Filed Under: Food Police

CSPI’s Siren Song: Banned In The USA

“All we do is try to provide the public with information and encouragement to make those changes that will protect their health,” says Center for Science in the Public Interest (CSPI) president Michael Jacobson. If you believe that, Kelly “Big Brother” Brownell has a weight loss plan to sell you. Regular readers know that CSPI supports “fat taxes” and obesity lawsuits to control our diets. But these self-described “food police” promote an even more radical “solution” for their most-hated foods: outright bans.

Jacobson has said in the past that he “could envision taxes on butter, potato chips, whole milk, cheeses, [and] meat,” but more recently he has moved beyond extra taxes. In May the Wisconsin State Journal criticized as “laughable” a CSPI proposal to ban 2 percent and whole milk from schools. In the same month, Jacobson encouraged readers of CSPI’s Nutrition Action Healthletter to write their own letter to the U.S. Department of Agriculture, saying: “I urge the USDA to reduce the legal limit on the fat content of ground beef from 30% to 20%.” In other words, CSPI wants to ban certain kinds of ground beef.
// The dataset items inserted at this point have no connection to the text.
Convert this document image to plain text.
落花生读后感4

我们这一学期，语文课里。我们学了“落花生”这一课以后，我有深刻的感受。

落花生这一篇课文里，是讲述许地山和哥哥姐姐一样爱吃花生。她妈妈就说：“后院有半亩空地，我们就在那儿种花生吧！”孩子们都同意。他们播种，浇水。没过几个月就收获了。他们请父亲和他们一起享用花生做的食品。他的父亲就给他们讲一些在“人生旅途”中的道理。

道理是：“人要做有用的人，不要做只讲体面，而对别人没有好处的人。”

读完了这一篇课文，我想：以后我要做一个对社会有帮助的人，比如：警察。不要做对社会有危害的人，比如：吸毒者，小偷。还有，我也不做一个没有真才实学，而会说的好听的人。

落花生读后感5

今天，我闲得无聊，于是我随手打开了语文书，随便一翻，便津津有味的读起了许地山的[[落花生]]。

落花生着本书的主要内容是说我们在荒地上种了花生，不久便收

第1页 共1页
While CSPI clearly has no fondness for most meats, it even tries to ban some of the alternatives. The group launched a campaign to get the meat-alternative Quorn “out of the food supply.” (Despite their over-the-top complaints about the product, after exhaustively searching for people with complaints, CSPI admits that only a very small percent of consumers have a negative reaction to Quorn.) Likewise, because a small number of people have allergic reactions to peanuts, Jacobson “says he’d ban them if they were not already in the food supply.” (CSPI’s Greg Jaffe also argues: “If you did a risk assessment for a peanut today, it would not necessarily be approved.”)

If there’s anything that really drives CSPI nuts, it’s the fat substitute Olestra. Jacobson has called it a “public health timebomb” — and CSPI, of course, tried to have it banned. Never mind the studies demonstrating Olestra’s health benefits, and its Food and Drug Administration stamp of approval. The same instinct to ban first and ask questions later is currently being played out in CSPI’s campaign against the trans fats in cookies, French fries, pie crusts, etc. Lawyer Stephen Joseph was roundly mocked when he famously sued to ban the sale of Oreo cookies to anyone under the age of 21 because they contained trans fat. While no one considers trans fat a health food, and many food companies are making efforts to reduce them, CSPI is virtually alone (along with Joseph) in seeking an outright trans fat ban.